Forth Royal, the 300-bed club on the lush Basse-Terre side of Guadeloupe, is the model for this plan. All ages are welcome, but there is a special Mini Club in an inconspicuous corner of the palmy seaside resort where children 4 to 12 frolic with pool, swings, and slides while their parents are off attending to such adult pursuits as water polo, water skiing, skin diving, tennis, yoga, and volleyball. I guess my point is that at Fort Royal, everybody's a child.
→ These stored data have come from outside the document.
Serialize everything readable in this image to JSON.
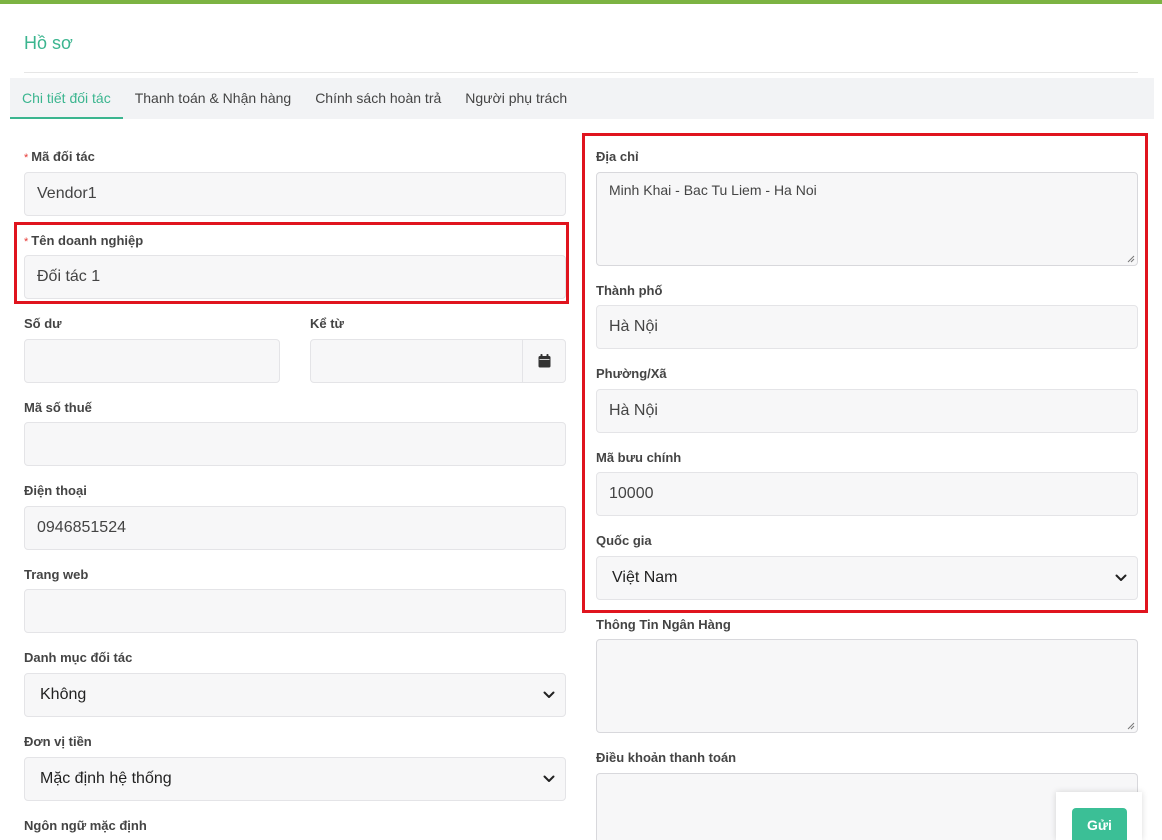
{
  "header": {
    "title": "Hồ sơ"
  },
  "tabs": [
    {
      "label": "Chi tiết đối tác",
      "active": true
    },
    {
      "label": "Thanh toán & Nhận hàng",
      "active": false
    },
    {
      "label": "Chính sách hoàn trả",
      "active": false
    },
    {
      "label": "Người phụ trách",
      "active": false
    }
  ],
  "left": {
    "vendor_code": {
      "label": "Mã đối tác",
      "required": true,
      "value": "Vendor1"
    },
    "company_name": {
      "label": "Tên doanh nghiệp",
      "required": true,
      "value": "Đối tác 1"
    },
    "balance": {
      "label": "Số dư",
      "value": ""
    },
    "since": {
      "label": "Kể từ",
      "value": ""
    },
    "tax_code": {
      "label": "Mã số thuế",
      "value": ""
    },
    "phone": {
      "label": "Điện thoại",
      "value": "0946851524"
    },
    "website": {
      "label": "Trang web",
      "value": ""
    },
    "category": {
      "label": "Danh mục đối tác",
      "value": "Không"
    },
    "currency": {
      "label": "Đơn vị tiền",
      "value": "Mặc định hệ thống"
    },
    "language": {
      "label": "Ngôn ngữ mặc định"
    }
  },
  "right": {
    "address": {
      "label": "Địa chỉ",
      "value": "Minh Khai - Bac Tu Liem - Ha Noi"
    },
    "city": {
      "label": "Thành phố",
      "value": "Hà Nội"
    },
    "ward": {
      "label": "Phường/Xã",
      "value": "Hà Nội"
    },
    "postal_code": {
      "label": "Mã bưu chính",
      "value": "10000"
    },
    "country": {
      "label": "Quốc gia",
      "value": "Việt Nam"
    },
    "bank_info": {
      "label": "Thông Tin Ngân Hàng",
      "value": ""
    },
    "payment_terms": {
      "label": "Điều khoản thanh toán",
      "value": ""
    }
  },
  "actions": {
    "send_label": "Gửi"
  },
  "colors": {
    "accent": "#3bb58f",
    "highlight": "#e0141e",
    "top_bar": "#7cb342",
    "button": "#3bbf96"
  },
  "icons": {
    "calendar": "calendar-icon",
    "select_arrow": "chevron-down-icon"
  }
}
Encouraged by the Fort Royal example, Club Med has just opened a branch at Kamarina on the southwest coast of Sicily with enough child's play to make a sensitive parent feel slighted. There is a bureau equipped with minicomputers on which the kids learn the ropes before graduating to full-size computers. Puppetry, kite-flying, and roller skating are also offered at the Kamarian Mini Club, and best of all there's a circus tent where European performers, on leave from the Continental tour, pass on their daredeviltry to the children. "The adults can use the circus tent too, but at different hours," a Club Med official told me.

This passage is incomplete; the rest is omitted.